И вот здесь начинается ключевое расхождение между официальными и «независимыми» источниками: по сообщению Московского летописного свода, великий князь выехал из столицы в действующую армию 3 октября, как раз перед ключевыми сражениями на угорских переправах, а вот «независимые» летописцы сообщают о двухнедельном бессмысленном сидении в подмосковном селе, что действительно весьма походит на проявление истерики. Вот только еще один «независимый» источник – Владимирский летописец – указывает на прибытие великого князя к Угре 11 октября, что фактически подтверждает официальную версию о кратковременном пребывании Ивана Васильевича в Москве [ПСРЛ. Т. 30. С. 137]. Парадоксальным образом подтверждает версию раннего отъезда великого князя из Москвы и краеугольный камень «мифа о предательской власти» – «Послание на Угру» архиепископа Вассиана Рыло.
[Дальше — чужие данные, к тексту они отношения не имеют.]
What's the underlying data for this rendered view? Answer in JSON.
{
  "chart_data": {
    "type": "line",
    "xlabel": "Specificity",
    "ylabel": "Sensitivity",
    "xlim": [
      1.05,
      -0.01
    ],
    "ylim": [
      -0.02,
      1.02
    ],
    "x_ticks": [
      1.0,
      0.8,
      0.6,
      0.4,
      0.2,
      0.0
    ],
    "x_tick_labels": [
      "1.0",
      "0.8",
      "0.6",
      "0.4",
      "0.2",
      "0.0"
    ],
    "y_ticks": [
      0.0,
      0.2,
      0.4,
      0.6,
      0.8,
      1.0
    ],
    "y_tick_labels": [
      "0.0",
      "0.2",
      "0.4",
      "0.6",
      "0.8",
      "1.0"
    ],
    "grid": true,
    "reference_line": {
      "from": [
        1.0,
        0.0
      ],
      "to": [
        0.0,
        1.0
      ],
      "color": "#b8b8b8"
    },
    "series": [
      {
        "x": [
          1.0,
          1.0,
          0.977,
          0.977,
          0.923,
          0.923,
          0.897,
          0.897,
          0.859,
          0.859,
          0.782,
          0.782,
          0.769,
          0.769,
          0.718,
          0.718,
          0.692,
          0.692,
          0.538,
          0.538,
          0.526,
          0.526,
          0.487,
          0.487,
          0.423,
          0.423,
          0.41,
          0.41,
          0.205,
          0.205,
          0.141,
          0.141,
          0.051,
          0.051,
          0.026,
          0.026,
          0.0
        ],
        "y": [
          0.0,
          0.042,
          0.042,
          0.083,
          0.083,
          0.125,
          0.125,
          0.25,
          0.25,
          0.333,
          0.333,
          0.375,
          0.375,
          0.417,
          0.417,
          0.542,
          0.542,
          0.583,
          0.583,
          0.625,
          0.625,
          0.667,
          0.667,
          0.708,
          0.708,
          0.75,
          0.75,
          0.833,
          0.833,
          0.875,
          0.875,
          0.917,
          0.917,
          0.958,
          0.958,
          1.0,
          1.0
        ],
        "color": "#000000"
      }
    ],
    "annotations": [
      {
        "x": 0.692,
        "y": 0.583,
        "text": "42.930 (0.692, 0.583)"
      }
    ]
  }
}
Из этого замечательного памятника отечественной публицистики, демонстрирующего чрезвычайно высокий уровень «свободы слова» в XV в., видно, что известия о первых боях на Угре 8–11 октября получены ПОСЛЕ отъезда великого князя из Москвы. Ну а к моменту написания «Послания» Иван III успел не только доехать до театра боевых действий, но и провести там переговоры. Далее, положение ставки великого князя после возвращения из Москвы у Кременца – на запасном оборонительном рубеже за Угрой и в двух переходах от направления возможного литовского удара от Вязьмы – также не свидетельствует в пользу подготовки великим князем скорого бегства. После боев у Опакова на Угру упали ранние и сильные морозы, сковавшие реки льдом и существенно изменившие стратегическую ситуацию. Этим изменением ситуации и можно объяснить предполагаемое перемещение основных русских сил на один конный переход к Боровску [ПСРЛ. Т. 24. С. 200; т. 26. С. 273]. Но на этом многомесячное «стояние» на Оке и Угре, по сути, уже завершилось – «от Угры царь Ахмут побежал месяца ноября в 10 день». Кризис 1480 г. завершился великим и практически бескровным триумфом Русского государства. А анализ передвижений Ивана III вполне позволяет обойтись при объяснении лишь соображениями «оперативной необходимости», не прибегая к психологическим изыскам. Таким образом, я снова вынужден констатировать: верить в «трусливого московита» можно, только если очень хочется в это верить.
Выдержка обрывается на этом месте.